There is no doubt that there are a variety of reasons that we rarely, if ever, see or hear a comprehensive discussion, let alone criticism, of the growing differential between Federation executive pay and perks and executive performance in so many places. 

Here is how the process works (or, in so many places...doesn't work):

  1. For a newly hired CEO, a sitting Compensation Committee examines competitive salaries for the position, engages a Consultant to "advise" that the amount being considered meets standards of "fairness" and equity, the CEO in negotiation submits the "comparables" -- the compensation being paid others similarly situated (usually by City-size) -- and the parties allegedly "negotiate" a pay standard that the lay leadership believes it can defend. At no point, in most instances, do these Committees consider the reality that this incoming CEO has yet to accomplish a thing; whereas those with whom he/she is being compared probably, hopefully, has.
  2. For a sitting CEO, the Compensation Committee operates in exactly the same way. Given the results listed in The Forward's annual salary study, it is evident that in too many instances compensation is awarded without regard for achievement.
I served on the "Compensation Committees" of multiple law firms in the course of my career; at none of them...not a one...were partners rewarded for anything other than actual performance -- they were compensated for their success that contributed to the success of the Firm. That's true in any business -- but, just look at JFNA where the current CEO compensation has no rational connection to success or performance. He (and his predecessor) were paid according to nothing more than their demands -- G-d forbid if we were to lose them! (I remember when Bobby Goldberg, then the JFNA Board Chair, told me in total incredulousness that Silverman's predecessor had demanded higher pay than Steve Hoffman, his predecessor. When Bobby asked him how he could make such a demand, the response: "Because I am better." P.S., he received the compensation package he had demanded. [And, he ended up being far from "better."])

When an excellent federation CEO left the system to lead FRD for our most major overseas partner, his compensation requirement was simple: that it equal the amount he would have been paid had he remained as his federation's CEO. This was agreed to by the organization's Chairs but came as a shock to many within the organization, some of whom used that compensation as a basis on which they worked in the shadows to undermine the new FRD professional's work from the get-go. My response when asked: "It's the price one pays to get the best -- but be certain you are getting the best before you pay or overpay for mediocrity." (In the instance of this example, the FRD professional has far, far exceeded what I or anyone else could have predicted -- raising tens of millions essentially on his own.) Organizations which have paid far more for far, far less are the ones whose leaders should hang their heads in embarrassment.

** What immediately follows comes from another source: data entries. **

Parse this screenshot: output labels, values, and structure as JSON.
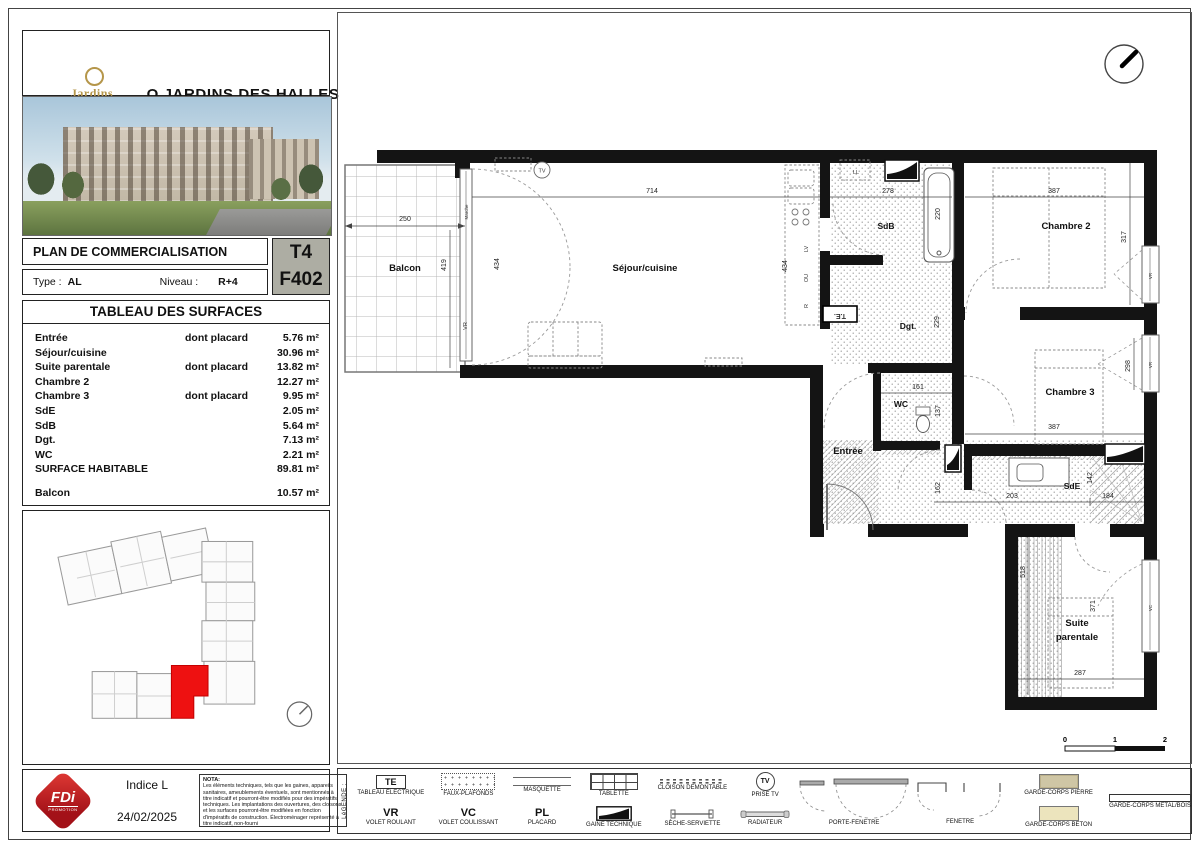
{
  "header": {
    "logo_line1": "Jardins",
    "logo_line2": "des Halles",
    "title": "O JARDINS DES HALLES"
  },
  "info": {
    "plan_label": "PLAN DE COMMERCIALISATION",
    "type_label": "Type :",
    "type_value": "AL",
    "niveau_label": "Niveau :",
    "niveau_value": "R+4",
    "unit_type": "T4",
    "unit_number": "F402"
  },
  "surfaces": {
    "title": "TABLEAU DES SURFACES",
    "rows": [
      {
        "name": "Entrée",
        "note": "dont placard",
        "value": "5.76 m²"
      },
      {
        "name": "Séjour/cuisine",
        "note": "",
        "value": "30.96 m²"
      },
      {
        "name": "Suite parentale",
        "note": "dont placard",
        "value": "13.82 m²"
      },
      {
        "name": "Chambre 2",
        "note": "",
        "value": "12.27 m²"
      },
      {
        "name": "Chambre 3",
        "note": "dont placard",
        "value": "9.95 m²"
      },
      {
        "name": "SdE",
        "note": "",
        "value": "2.05 m²"
      },
      {
        "name": "SdB",
        "note": "",
        "value": "5.64 m²"
      },
      {
        "name": "Dgt.",
        "note": "",
        "value": "7.13 m²"
      },
      {
        "name": "WC",
        "note": "",
        "value": "2.21 m²"
      },
      {
        "name": "SURFACE HABITABLE",
        "note": "",
        "value": "89.81 m²"
      },
      {
        "name": "Balcon",
        "note": "",
        "value": "10.57 m²"
      }
    ]
  },
  "footer": {
    "fdi_text": "FDi",
    "fdi_sub": "PROMOTION",
    "indice": "Indice L",
    "date": "24/02/2025",
    "nota_title": "NOTA:",
    "nota_text": "Les éléments techniques, tels que les gaines, appareils sanitaires, ameublements éventuels, sont mentionnés à titre indicatif et pourront-être modifiés pour des impératifs techniques. Les implantations des ouvertures, des cloisons et les surfaces pourront-être modifiées en fonction d'impératifs de construction. Électroménager représenté à titre indicatif, non-fourni"
  },
  "legend": {
    "title": "LéGENDE :",
    "te_sym": "TE",
    "te": "TABLEAU ÉLECTRIQUE",
    "faux": "FAUX-PLAFONDS",
    "masquette": "MASQUETTE",
    "tablette": "TABLETTE",
    "cloison": "CLOISON DEMONTABLE",
    "prise_tv_sym": "TV",
    "prise_tv": "PRISE TV",
    "vr_sym": "VR",
    "vr": "VOLET ROULANT",
    "vc_sym": "VC",
    "vc": "VOLET COULISSANT",
    "pl_sym": "PL",
    "pl": "PLACARD",
    "gaine": "GAINE TECHNIQUE",
    "seche": "SÈCHE-SERVIETTE",
    "radiateur": "RADIATEUR",
    "porte_fenetre": "PORTE-FENETRE",
    "fenetre": "FENETRE",
    "gc_pierre": "GARDE-CORPS PIERRE",
    "gc_beton": "GARDE-CORPS BETON",
    "gc_metal": "GARDE-CORPS METAL/BOIS"
  },
  "plan": {
    "rooms": {
      "balcon": "Balcon",
      "sejour": "Séjour/cuisine",
      "sdb": "SdB",
      "dgt": "Dgt.",
      "wc": "WC",
      "entree": "Entrée",
      "chambre2": "Chambre 2",
      "chambre3": "Chambre 3",
      "sde": "SdE",
      "suite1": "Suite",
      "suite2": "parentale"
    },
    "dims": {
      "d250": "250",
      "d419": "419",
      "d434a": "434",
      "d434b": "434",
      "d714": "714",
      "d278": "278",
      "d220": "220",
      "d387a": "387",
      "d317": "317",
      "d229": "229",
      "d161": "161",
      "d137": "137",
      "d162": "162",
      "d203": "203",
      "d184": "184",
      "d387b": "387",
      "d298": "298",
      "d142": "142",
      "d518": "518",
      "d371": "371",
      "d287": "287"
    },
    "tags": {
      "marche": "Marche",
      "vr": "VR",
      "vc": "VC",
      "ll": "LL",
      "lv": "LV",
      "ou": "OU",
      "r": "R",
      "te": "T.E.",
      "tv": "TV"
    },
    "scale": {
      "s0": "0",
      "s1": "1",
      "s2": "2"
    }
  }
}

In too many instances today, the lay leadership rationale for what was once considered to be "excess compensation" is: "I have comparative numbers that justify this pay level in my file." And, that's it -- not performance, not success, not even competency; just a file that will withstand IRS or State scrutiny and will "protect me.". In the trial of former Virginia Governor Bob McDonnell and his wife for, among other things, public corruption, the Judge gave a seminal definition of "circumstantial evidence" in his jury instructions. The Judge   defined by example: "...awakening after a cold night to find six inches of fresh snow on the ground and concluding that it snowed overnight." This is exactly the parallel evidence that the JFNA Board Chair and his cronies and too many Federation leaders have chosen to ignore in awarding compensation unrelated to performance or success. 

Of great interest in this context is the requirement of New York State non-profit law that executive compensation directly relate amount of pay to achievement. As one New York State Attorney General put it: "the compensation paid must equate with the value of the services received." In other words, a State law requires more of non-profit CEOs and the Boards who hire them than do the lay leaders of the regulated non-profits themselves.

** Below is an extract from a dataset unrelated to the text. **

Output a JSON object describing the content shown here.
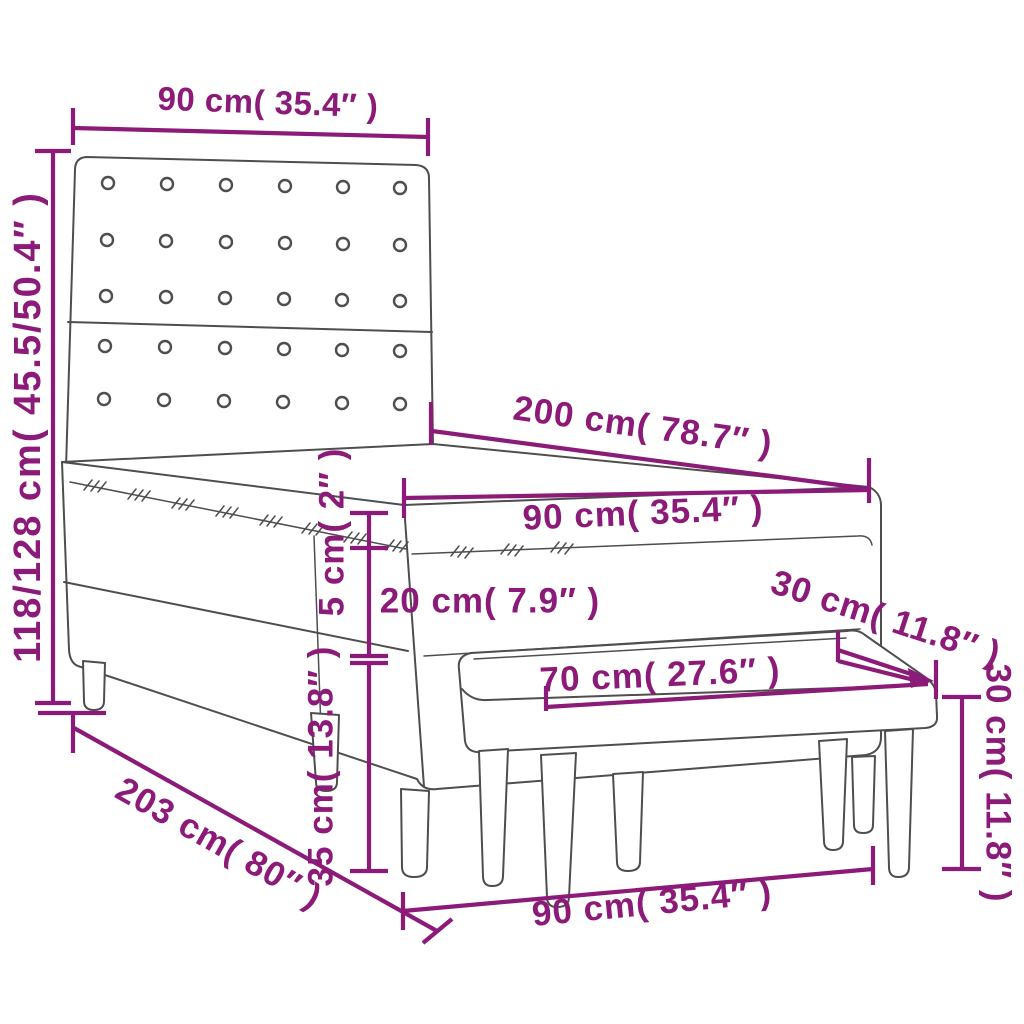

How and when will this stop? When will lay boards and officers stand up and "just say no" to the preposterous demands of job applicants and sitting CEOs who have not demonstrated success? Well, probably...never. Unless at some point there is a court decision determining that "compensation fairness opinions"  and comparative data are insufficient, in and of themselves, to award compensation unrelated to successful achievement. 

In other words...never.


1 comment:

Anonymous said...

Sadly, the CEOs and their ilk in non-profits take their cues from the for-profit world.

It is hard to imagine an individual that has done more damage to more individuals in America in the past 5-10 years than Jaime Dimon of JPMorgan Chase.

Frankly, this man should be in jail. At minimum, he should be out of a job. Instead, he is still in demand and lavished with riches.